One of the most enduring goals in regenerative medicine is deceptively simple: replace a person’s damaged or dying cells with healthy new ones grown in the laboratory.
Researchers at Harvard Medical School and around the world have made striking progress toward that goal, learning how to guide stem cells to become muscle, nerve, and other specialized cell types. In principle, those lab-grown cells could one day be used to repair injured tissues or slow the progression of disease.
In practice, however, only a small fraction of these advances has moved beyond the lab.
The difficulty lies in how hard it is to control the process by which stem cells develop. As cells mature, they respond to a sequence of chemical signals that tell them what to become. Those signals must arrive at the right moment and in the right amount. Small missteps can cause cells to stray from their intended path, leaving them immature, inconsistent, or unsuitable for use as therapy. Even protocols that work well in one lab can be difficult to reproduce elsewhere.
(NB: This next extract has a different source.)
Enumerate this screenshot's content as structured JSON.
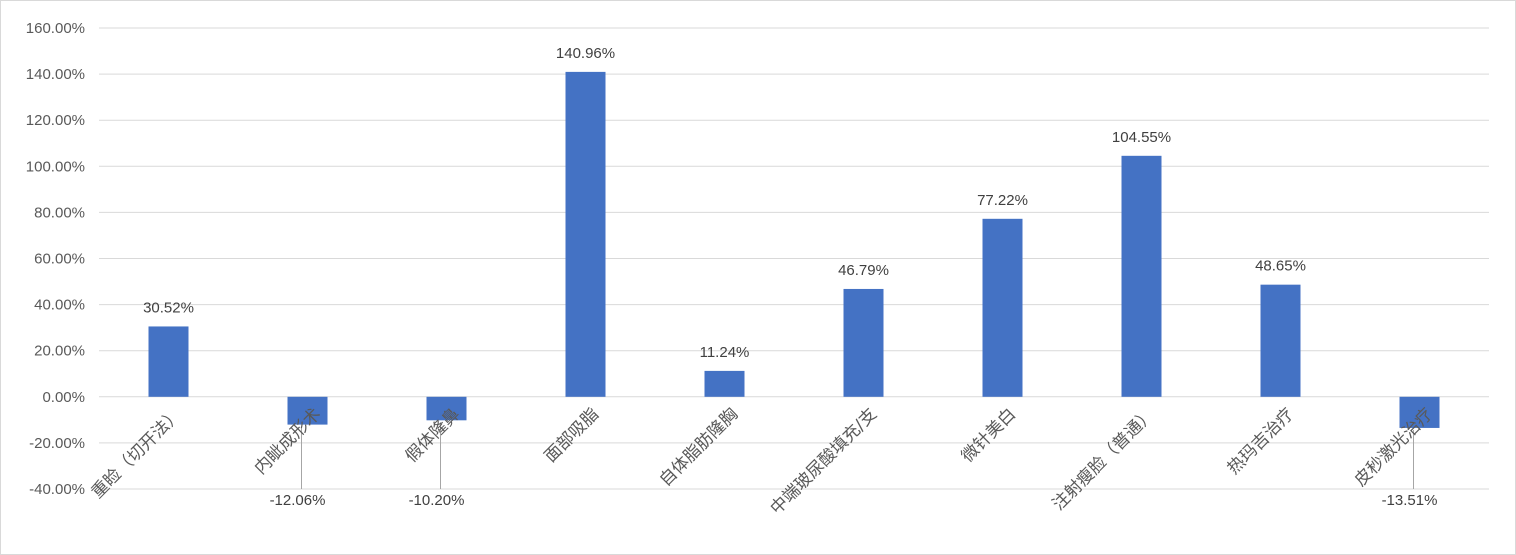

Researchers in the Blavatnik Institute at HMS co-founded the company Cellular Intelligence to address that challenge.
Building on large experimental datasets from developmental, systems, and computational biology, the company aims to build a foundation model—a large machine-learning system trained on experimental data—to improve two requirements for turning cell replacement therapies into viable treatments: predictability and scalability.
“For many cell therapies, the biology works but not robustly enough,” said scientific co-founder Allon Klein, professor of systems biology at HMS. “You can get the right cells once, but reproducing that result reliably and at scale is a very different problem.”
Once trained and validated, the machine-learning tool could reveal underlying rules that guide cell development—rules that researchers can use to predict how cells will behave under new conditions.
“Developmental biology already has an internal logic,” Klein said. “What we’re trying to do is understand that logic well enough to guide it.”
Exploring translation, step by step
The origins of Cellular Intelligence, formerly known as Somite AI, lie in decades of basic research.
Much of the early work took place at HMS before the team ever envisioned a company. At that stage, the focus was on building tools and asking whether they could shed light on fundamental questions about how cells develop.
As the scientific picture sharpened, Klein and colleagues—including scientific co-founders Olivier Pourquié, the HMS Frank Burr Mallory Professor of Pathology at Brigham and Women’s Hospital and professor of genetics at HMS, and Clifford Tabin, the George Jacob and Jacqueline Hazel Leder Professor of Genetics and head of the Department of Genetics at HMS—began to consider what it would take to develop the work further.
Some questions, such as about reproducibility, scale, and integration of experimental and computational approaches, were difficult to address within academic labs.
The Blavatnik Harvard Life Lab Longwood offered a practical next step. The incubator provides shared laboratory space and infrastructure for early-stage, Harvard-connected life science startups, allowing teams to organize work outside the academic setting while remaining close to ongoing research.
For Cellular Intelligence, that proximity mattered. In its earliest phase, frequent interaction between the scientific founders and the growing team helped clarify which ideas could translate and which would need to be rethought.
“For something this complex, being able to easily move back and forth mattered,” Klein said. “It helped us test ideas quickly.”